5. In other cooking news, last night I made my first recipe out of Twelve Months of Monastery Soups, which is what I got my dad for Christmas and then, this week, bought for myself because he loves it so much that if I wait for him to let me borrow it it'll be about 2013. I had originally intended to use it to make something involving carrots and celery because they were in my fridge and I didn't want them to rot, but instead I gave my carrots to my housemate Brian to use in his pot roast (more on that in just a minute) and pinned my own hopes on Spinach Cream Soup, which does not actually use cream. I used frozen spinach instead of fresh, and shaker Parm-Romano instead of freshly-grated Parmesan, and Wegmans chicken stock instead of homemade...and it was and is still delicious. After having a bowl as-was, I took (some of) the advice in the book, plunked a slice of bread in my bowl (rather than good homemade bread rubbed with garlic, as Brother Victor-Antoine would have liked, mine was "L'Oven Fresh" seeded Italian from Aldi, the epitome of I-have-only-ten-minutes-to-grab-groceries-on-a-Monday-night fare, without garlic), and ladled some soup on top of it. And you know what? That was delicious, too. So that's the first recipe I've made out of the book, and I think this is the beginning of a beautiful friendship. Though I still don't know what I'm going to do with that celery.
6. Weird coincidence alert: as mentioned, last night Brian, the one who's always cooking late at night, was looking to make pot roast. However, since he didn't have a good recipe for it (I mean, he's got a huge and gorgeous cookbook from the now-defunct Gourmet magazine, but Gourmet isn't practical, and our internet connection has been maddeningly dysfunctional lately, so that idea was also out), I brought down three of my cookbooks that had pot-roast recipes, and he chose the one from The Pioneer Woman Cooks. And guess what I found out this morning, reading the Pioneer Woman blog: yesterday - the same day as Brian made the pot roast - Ree Drummond, the Pioneer Woman herself, appeared on Good Morning America and made - out of all the hundreds of recipes on her main blog and separate cooking blog - pot roast. Seriously! (Okay, and about four other things, too, but still.)

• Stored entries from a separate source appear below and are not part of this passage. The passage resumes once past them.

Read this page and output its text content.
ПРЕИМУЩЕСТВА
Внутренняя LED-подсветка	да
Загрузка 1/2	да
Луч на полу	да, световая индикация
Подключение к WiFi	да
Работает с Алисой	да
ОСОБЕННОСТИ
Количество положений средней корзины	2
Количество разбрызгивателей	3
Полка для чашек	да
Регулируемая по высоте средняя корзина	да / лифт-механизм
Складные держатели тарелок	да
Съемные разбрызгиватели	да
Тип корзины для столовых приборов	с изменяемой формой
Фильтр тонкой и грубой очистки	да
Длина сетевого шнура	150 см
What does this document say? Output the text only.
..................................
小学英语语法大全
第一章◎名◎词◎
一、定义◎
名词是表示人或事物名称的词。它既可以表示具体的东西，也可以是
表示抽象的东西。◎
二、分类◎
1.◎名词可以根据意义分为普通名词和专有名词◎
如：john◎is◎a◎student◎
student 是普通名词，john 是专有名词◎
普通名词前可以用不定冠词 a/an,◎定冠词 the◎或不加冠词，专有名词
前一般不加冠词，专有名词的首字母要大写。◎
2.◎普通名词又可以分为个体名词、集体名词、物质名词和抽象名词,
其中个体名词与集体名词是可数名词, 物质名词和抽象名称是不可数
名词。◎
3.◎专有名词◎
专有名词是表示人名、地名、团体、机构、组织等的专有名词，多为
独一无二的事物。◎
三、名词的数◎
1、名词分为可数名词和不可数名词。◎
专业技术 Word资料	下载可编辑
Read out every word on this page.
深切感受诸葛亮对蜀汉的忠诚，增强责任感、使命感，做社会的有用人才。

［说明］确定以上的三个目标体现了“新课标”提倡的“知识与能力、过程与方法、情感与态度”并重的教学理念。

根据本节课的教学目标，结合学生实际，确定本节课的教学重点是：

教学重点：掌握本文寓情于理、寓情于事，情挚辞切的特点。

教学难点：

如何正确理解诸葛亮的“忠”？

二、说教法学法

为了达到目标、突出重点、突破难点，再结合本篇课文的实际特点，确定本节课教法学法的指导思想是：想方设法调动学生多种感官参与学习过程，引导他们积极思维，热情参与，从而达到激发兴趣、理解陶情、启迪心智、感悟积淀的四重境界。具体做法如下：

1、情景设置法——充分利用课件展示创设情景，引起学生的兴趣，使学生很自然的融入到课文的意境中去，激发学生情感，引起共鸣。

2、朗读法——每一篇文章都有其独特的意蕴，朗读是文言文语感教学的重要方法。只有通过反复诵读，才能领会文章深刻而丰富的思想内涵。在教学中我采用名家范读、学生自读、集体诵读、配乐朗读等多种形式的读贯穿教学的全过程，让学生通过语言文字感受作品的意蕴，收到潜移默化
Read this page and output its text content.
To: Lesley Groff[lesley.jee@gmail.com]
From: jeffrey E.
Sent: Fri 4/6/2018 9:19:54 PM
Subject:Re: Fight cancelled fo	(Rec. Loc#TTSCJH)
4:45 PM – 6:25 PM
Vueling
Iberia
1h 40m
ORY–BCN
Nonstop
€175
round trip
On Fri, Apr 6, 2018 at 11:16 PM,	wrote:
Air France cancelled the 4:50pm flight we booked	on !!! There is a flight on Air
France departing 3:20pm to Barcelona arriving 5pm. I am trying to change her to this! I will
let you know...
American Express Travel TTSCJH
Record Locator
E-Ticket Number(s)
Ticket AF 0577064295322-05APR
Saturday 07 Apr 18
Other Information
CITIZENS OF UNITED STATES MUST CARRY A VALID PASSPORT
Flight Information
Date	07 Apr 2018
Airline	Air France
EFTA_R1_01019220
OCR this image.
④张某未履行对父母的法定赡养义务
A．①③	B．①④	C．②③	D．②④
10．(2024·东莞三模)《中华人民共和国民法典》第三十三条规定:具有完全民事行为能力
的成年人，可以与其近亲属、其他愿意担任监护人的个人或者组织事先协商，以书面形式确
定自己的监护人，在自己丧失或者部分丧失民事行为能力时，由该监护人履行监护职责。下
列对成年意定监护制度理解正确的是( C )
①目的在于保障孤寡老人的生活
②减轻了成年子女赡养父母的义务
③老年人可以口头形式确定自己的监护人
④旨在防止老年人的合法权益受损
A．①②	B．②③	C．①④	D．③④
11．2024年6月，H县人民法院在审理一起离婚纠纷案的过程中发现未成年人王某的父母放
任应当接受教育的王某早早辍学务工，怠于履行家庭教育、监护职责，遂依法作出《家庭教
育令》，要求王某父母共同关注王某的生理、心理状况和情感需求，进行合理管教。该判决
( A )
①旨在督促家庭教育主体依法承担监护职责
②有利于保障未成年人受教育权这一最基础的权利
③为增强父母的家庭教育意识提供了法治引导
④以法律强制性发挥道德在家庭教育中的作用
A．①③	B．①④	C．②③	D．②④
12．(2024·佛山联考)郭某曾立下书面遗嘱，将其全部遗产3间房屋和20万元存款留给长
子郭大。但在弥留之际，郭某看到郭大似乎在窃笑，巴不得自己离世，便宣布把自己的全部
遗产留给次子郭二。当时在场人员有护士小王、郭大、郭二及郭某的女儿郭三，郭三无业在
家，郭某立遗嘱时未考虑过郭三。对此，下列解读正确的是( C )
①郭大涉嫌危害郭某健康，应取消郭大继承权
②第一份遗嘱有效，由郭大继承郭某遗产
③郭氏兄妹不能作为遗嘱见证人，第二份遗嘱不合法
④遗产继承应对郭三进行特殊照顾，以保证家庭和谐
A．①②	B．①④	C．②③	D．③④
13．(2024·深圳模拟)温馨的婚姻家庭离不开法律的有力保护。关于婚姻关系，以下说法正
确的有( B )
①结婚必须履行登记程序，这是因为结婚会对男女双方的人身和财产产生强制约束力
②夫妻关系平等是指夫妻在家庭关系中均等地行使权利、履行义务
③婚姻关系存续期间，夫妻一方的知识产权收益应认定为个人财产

7. But I have to say, I guess watching that GMA clip online was the first time I've ever heard Ree's voice (well, outside of her Ethel Merman impression, but...), and you know what? It's significantly higher and lighter than I thought it would be. I guess I have really firm ideas of what she and Mike and Marlboro Man sound like in my head, and reading her writing feels really different now that I have to make her sound, well, like she sounds. It's gonna be weird for a while.
And I'd like to close this by saying that after I had originally written this (by which time my internet had cut out for several hours, as its wont has been of late to do; I've updated the post time stamp accordingly) I went outside to find that my car was encased in a snowdrift, where it has stayed all day while I procrastinated and slept. Now I'm going to try to get it out so that I can do, you know, anything this weekend, not to mention refrain from getting ticketed for violating the alternate-side street parking rules. Cheerio!